Now that you understand the behavioural types, it should become easy to see how so many team management issues can often be resolved simply by understanding the behavioural types of the ‘offending’ team members. And then learning how to position your various team members in such a way that they are more comfortable, more satisfied, and more productive.

Do you have a ‘high I’ complaining about someone in the office being rude and abrasive? It’s probably because you’ve put a ‘high D’ with that high I – maybe you should move them into a role where they interact more with a ‘high S’ instead?

But there is so much more than just balancing out the behavioural tendencies in your team that can be gained from understanding the DiSC behavioural styles…

How We Make Use of DiSC Behavioural Styles to Improve Productivity

In coaching businesses over the last few years – and in running our own businesses – I have found there are a number of ways in which DiSC behavioural tests can be used to truly optimise for growth and overall satisfaction.

Here are a few ways that we use the DiSC assessments:

  • Our own team: The most obvious way we use it is to assess our actual team members. Every team member, new and old, has taken a DiSC assessment and that assessment has been shared with everyone else on the team. This ensures that we are all aware of each other’s style and can be understanding of one another’s way of doing things.
  • Our clients: Whenever a new client comes on board, we have all the decision-makers in the business take a DiSC behavioural assessment. This helps dramatically with coaching them to be the best they can be.
  • Clients’ recruitment: When our clients are looking to hire a new team member, we almost always go through the 4-hour recruitment process. A part of that process is getting the recruits to fill out the DiSC assessment to ensure their behavioural type is suited to the role. While we have all of them fill out the assessment, it is the ones who stand out from the other criteria that are processed, so that we can use it as an additional factor (not the determining factor) in the final decision.
  • Non-Clients Independent Assessments: Occasionally, we also have people who are not (yet) clients who request DiSC assessments – along with other core assessments – conducted for themselves or their teams.
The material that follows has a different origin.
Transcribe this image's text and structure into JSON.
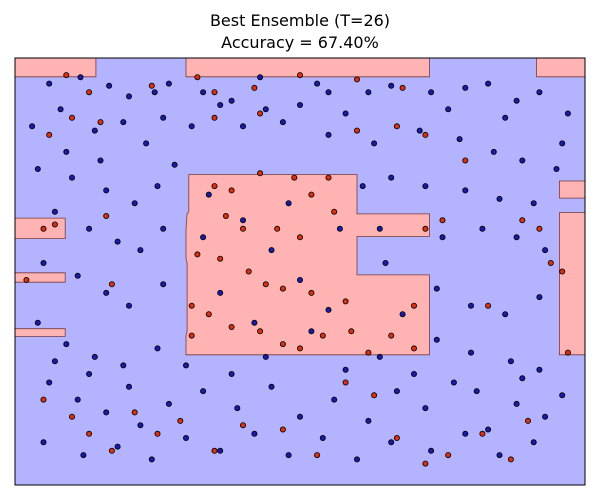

These can be incredibly helpful as a first step towards galvanising teams that have ground to a halt from unmanaged friction.

The DiSC Platinum Rule

There is an over-arching learning to be gained from DiSC that you may have clued into as you see how we use these assessments.

When you were growing up, your parents (or guardians) may have advised you to follow ‘The Golden Rule’. That is, treat others as we would wish to be treated. And while this sounds like a reasonable sentiment, it is surprisingly ineffective in forming good relationships with the people around you.

The DiSC behavioural assessments give us a way to upgrade this rule to the Platinum Rule – treat others as they wish to be treated.

If you look back at the way we use DiSC assessments with this platinum rule in mind, you can see the paradigm shift that DiSC can give you when it comes to team management. Instead of “finding a way for your team to work together effectively”, you need to shift your thinking to “finding a way to understand how your team will be able to work together effectively.”

Once you understand this subtle, but critical, mind shift, you will most likely find opportunities to build a team that is happier and more productive than ever before.